De la même manière, d’ailleurs la vivisection est critiquée, mais sans être entièrement dénoncée : il s’agit, comme dans les années 1930 où ce thème existait déjà en Allemagne, de trouver un moyen pour se donner une image pro-animaux, tout en voyant les luttes concrètes possibles être le plus éloignées possibles…

De manière rassurante, Marine Le Pen a d’ailleurs conclu en parlant de la « zoothérapie ».

C’est très bien structuré, c’est totalement vide et les gens de la protection animale peuvent le voir aisément, d’ailleurs.

Le but est certainement de cibler les gens autour de la protection animale, éloignée des pratiques concrètes et de la connaissance du débat d’idées, en profitant de la dépolitisation du type Fondation Bardot et L214.

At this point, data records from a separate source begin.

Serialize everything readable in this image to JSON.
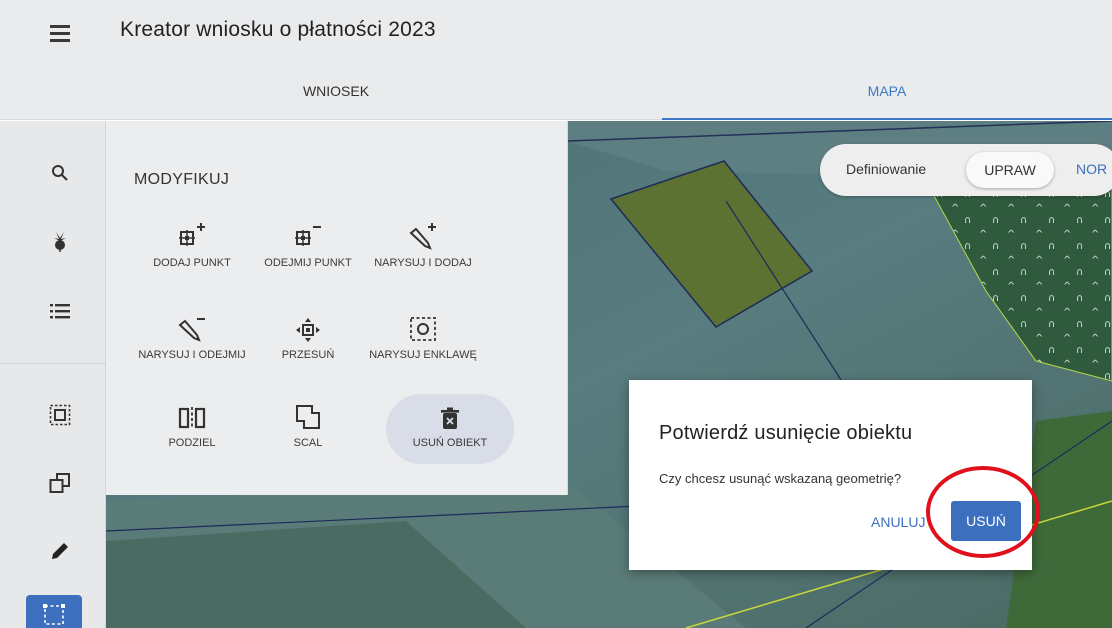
{
  "app": {
    "title": "Kreator wniosku o płatności 2023"
  },
  "tabs": [
    {
      "label": "WNIOSEK"
    },
    {
      "label": "MAPA"
    }
  ],
  "side_rail": {
    "icons": [
      "search-icon",
      "beet-icon",
      "list-icon",
      "select-area-icon",
      "copy-shapes-icon",
      "pencil-icon",
      "draw-rectangle-icon"
    ]
  },
  "panel": {
    "title": "MODYFIKUJ",
    "tools": [
      {
        "label": "DODAJ PUNKT",
        "icon": "add-vertex-icon"
      },
      {
        "label": "ODEJMIJ PUNKT",
        "icon": "remove-vertex-icon"
      },
      {
        "label": "NARYSUJ I DODAJ",
        "icon": "draw-add-icon"
      },
      {
        "label": "NARYSUJ I ODEJMIJ",
        "icon": "draw-subtract-icon"
      },
      {
        "label": "PRZESUŃ",
        "icon": "move-icon"
      },
      {
        "label": "NARYSUJ ENKLAWĘ",
        "icon": "draw-enclave-icon"
      },
      {
        "label": "PODZIEL",
        "icon": "split-icon"
      },
      {
        "label": "SCAL",
        "icon": "merge-icon"
      },
      {
        "label": "USUŃ OBIEKT",
        "icon": "delete-object-icon"
      }
    ]
  },
  "map_toolbar": {
    "label": "Definiowanie",
    "chip": "UPRAW",
    "next": "NOR"
  },
  "dialog": {
    "title": "Potwierdź usunięcie obiektu",
    "message": "Czy chcesz usunąć wskazaną geometrię?",
    "cancel": "ANULUJ",
    "confirm": "USUŃ"
  },
  "colors": {
    "accent": "#3c6fbe",
    "highlight_circle": "#e0101c"
  }
}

Le collectif Belaud Argos, rouleau compresseur du Front National

Le Front National tente de se développer en donnant naissance à différents collectifs « rassembleurs » et vient justement d’en fonder un nouveau, consacré aux animaux. Regardons ce qu’il en est.

Ce qui frappe tout de suite, c’est le choix du nom du collectif : Belaud – Argos. Un tel nom ne dira rien à personne, mais c’est que là n’est pas l’objectif. En réalité, c’est un garde-fou posé dès le départ, pour bien délimiter le cadre et éviter les débordements.

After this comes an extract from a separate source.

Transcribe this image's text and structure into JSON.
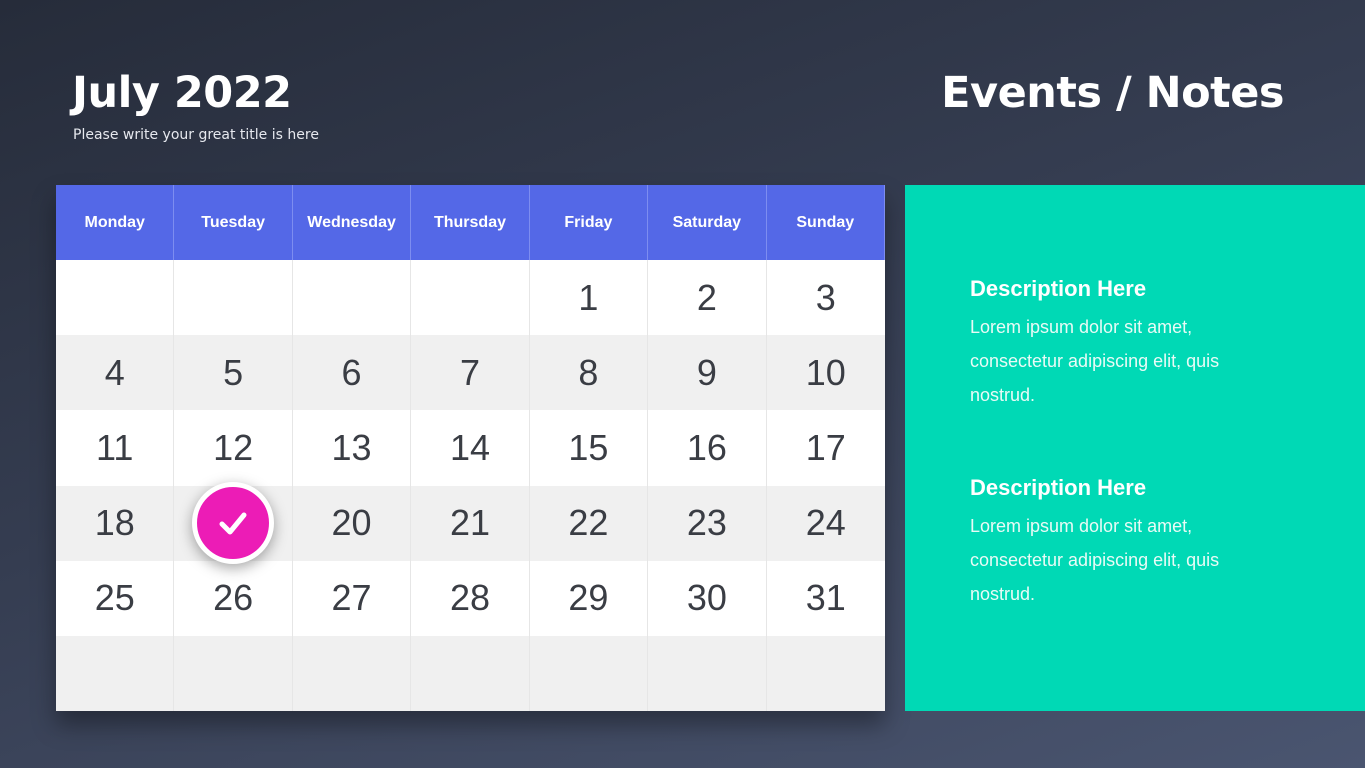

Si Argos est peut-être connu des lecteurs de l’Odyssée, car c’est le vieux chien qui meurt de joie au bout de longues années alors qu’Ulysse revient enfin de son périple, Belaud ne dira rien à personne. Il s’agit en l’occurrence, du chat qui a vécu avec le poète Du Bellay, ce dernier écrivant des vers à son sujet.

Il y a ainsi une double opération : tout d’abord faire « culture occidentale » avec de l’antiquité grecque et de la Renaissance, ensuite focaliser sur les « animaux de compagnie ». On est dans l’identitaire et le familial : hors de question d’aller vers l’universel et le social.

La présentation du collectif commence sur le thème des « animaux de compagnie », constatant leur nombre en France ; on lit de plus ces importantes lignes, où le choix du mot « bête » ne doit rien au hasard:

« Amoureux des chats, amoureux des chiens, des Belaud ou des Argos, ainsi que de toutes les autres bêtes, nous nous retrouverons tous au sein de ce collectif pour préparer et porter un programme ambitieux afin de faire avancer la cause animale. »

Dans cette même logique qu’on se doute savamment élaboré, le logo du collectif montre également un chien et un chat, dans la même veine que beaucoup de logos de vétérinaires. La mini biographie des trois personnes dirigeant le collectif précise également :

« propriétaire de cinq chats, d’un lévrier whippet, d’un lapin nain et d’un lapin géant des Flandres »

« propriétaire d’une chatte âgée de 8 ans »

« propriétaire de deux chats »

On est là dans le conformisme le plus grand et on comprend le rôle et la nature du collectif. Il s’agit de coller ici à la tendance la plus à « droite » de la protection animale (L214 étant alors au « centre », tandis qu’à « gauche » on trouvera LTD, les abolitionnistes), de viser « papy » et « mamie » qui aiment les animaux et les soutiennent, mais ne généralisent jamais leur démarche (et il y a des jeunes qui sont déjà « papy » et « mamie », par conservatisme).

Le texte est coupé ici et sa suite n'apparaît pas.